Returning to the scriptures for this morning, we see the widow of Zarapheth in a new light, through a new lens, deciding to offer Elijah the last of their bread, the last of their sustenance, the last of their security and yet, she gave it freely without a moment’s thought. And because of her willingness to share, because of her concern for the one in hungry in her midst, because of her kindness, we see that God, gives her all that she needs to live, to sustain herself and her child, that no matter what else happens, she will not be deprived of food. Because she combined her impulse towards kindness with faith in God, she had her needs addressed.

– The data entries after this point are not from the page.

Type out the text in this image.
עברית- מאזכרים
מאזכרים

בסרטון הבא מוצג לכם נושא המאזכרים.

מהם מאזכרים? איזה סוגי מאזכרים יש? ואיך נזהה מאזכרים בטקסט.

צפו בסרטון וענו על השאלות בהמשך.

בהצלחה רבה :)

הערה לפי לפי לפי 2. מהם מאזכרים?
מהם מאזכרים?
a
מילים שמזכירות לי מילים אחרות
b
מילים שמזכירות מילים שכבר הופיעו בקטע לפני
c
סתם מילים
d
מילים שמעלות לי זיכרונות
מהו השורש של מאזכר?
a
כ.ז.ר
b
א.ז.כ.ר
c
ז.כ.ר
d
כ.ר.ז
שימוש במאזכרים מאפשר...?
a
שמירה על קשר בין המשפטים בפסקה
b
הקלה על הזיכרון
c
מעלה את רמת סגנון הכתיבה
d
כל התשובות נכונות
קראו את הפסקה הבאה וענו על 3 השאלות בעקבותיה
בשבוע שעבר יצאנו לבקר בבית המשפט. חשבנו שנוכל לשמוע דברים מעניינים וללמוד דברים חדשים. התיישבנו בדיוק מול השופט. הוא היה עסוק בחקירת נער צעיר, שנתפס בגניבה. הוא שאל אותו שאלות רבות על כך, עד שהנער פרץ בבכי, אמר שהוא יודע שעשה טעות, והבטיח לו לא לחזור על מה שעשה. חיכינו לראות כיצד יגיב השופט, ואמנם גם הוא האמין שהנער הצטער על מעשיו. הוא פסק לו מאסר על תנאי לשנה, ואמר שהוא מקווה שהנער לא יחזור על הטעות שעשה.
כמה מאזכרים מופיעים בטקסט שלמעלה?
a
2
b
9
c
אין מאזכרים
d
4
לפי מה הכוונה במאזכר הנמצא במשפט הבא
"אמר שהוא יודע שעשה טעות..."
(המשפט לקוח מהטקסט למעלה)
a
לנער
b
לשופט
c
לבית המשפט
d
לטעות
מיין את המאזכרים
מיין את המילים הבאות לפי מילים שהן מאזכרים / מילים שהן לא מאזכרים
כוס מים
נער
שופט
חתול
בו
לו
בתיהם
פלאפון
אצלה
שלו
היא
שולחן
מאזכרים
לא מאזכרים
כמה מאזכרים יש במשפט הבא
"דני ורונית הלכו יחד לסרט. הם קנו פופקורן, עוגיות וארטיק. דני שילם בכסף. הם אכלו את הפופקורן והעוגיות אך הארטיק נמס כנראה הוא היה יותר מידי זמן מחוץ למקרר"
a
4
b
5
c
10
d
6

It has never ceased to amaze me that those with the least are often also the kindness. In Africa, upon arriving at the village on the coast of Lake Malawi, we were treated to a meal the likes of which I have never experienced before or since. We were seated at the front table in the sanctuary and brought all kinds of homemade African dishes, stews, fruits, fish. Houses that either didn’t have electricity, running water, or a single bulb powered by a single solar panel, took us in, gave us the only bed in the house, treated us like honored guest. In Mexico, out of houses, though to call them houses is being extraordinarily generous, emerged plate after plate of homemade beans, rice, tortillas, guacamole, kindness on top of kindness in the form of food, sustenance, love. Not knowing from whence their next meal might come, they gave what they had to show appreciation to those of us there building house. Love, when guided by kindness becomes the hands and feet of Christ in the world. Kindness when brought together with faith give us a vision to bravely more into the next moment giving of our material good and corporeal selves knowing that God uses each act of sacrifice to redeem the world just a little bit more. Vision, faith, kindness, and love, when united into a singular moment becomes an unstoppable force within history. The only force that has ever brought about a lasting and reconciling change.
Now, if we cast our sight across the expanse of time and space seeing all the brokenness, violence, and disunity that overwhelms the children of God, any hope for a brighter tomorrow obliterating the darkness seem unattainable, impossible, overwhelming and such hope and naïveté leaves us facing the temptation to retreat back to our little comfortable enclaves were we know that at least we can take care of ourselves and the ones we are closest to. To be overwhelmed in the face of such challenge is not only ok, it’s human. But it also misses what is being asked of each of us. Such hope can only come to fruition when we see that it takes steps, not leaps. It takes the simple act of reaching out to your neighbor and asking if they are ok, or a shared smile with a complete stranger, or reaching out to the impoverished one in your midst and giving her a dollar, five dollars, whatever you have. It is in the simple acts of the moment that the love of God as experienced in Jesus Christ is conveyed. Moreover, it is the moment that you see the one of different skin tone, different belief structure, different socio-economic status as your sister or your brother that the oneness of Christ is born witness to and embraced as a calling on our lives. And in turn, bit-by-bit, excruciating inch-by-excruciating inch that those little moments grow into bigger ones. It is but seeds planted in a moment that may not come to bear fruit for generations and yet, eventually, they do. It is acts of kindness with the faith that God works through acts of kindness to change people’s lives and to change the world. It is the kindness found in this moment, and this one, and this one, that will create the history shaping moments that eventually turns all of creation away from the darkness and into the light. It is this moment and this one and this one. All we have are moments. How will we use them? Glory be to God in the highest and on earth peace amongst all God’s peoples. Alleluia, amen.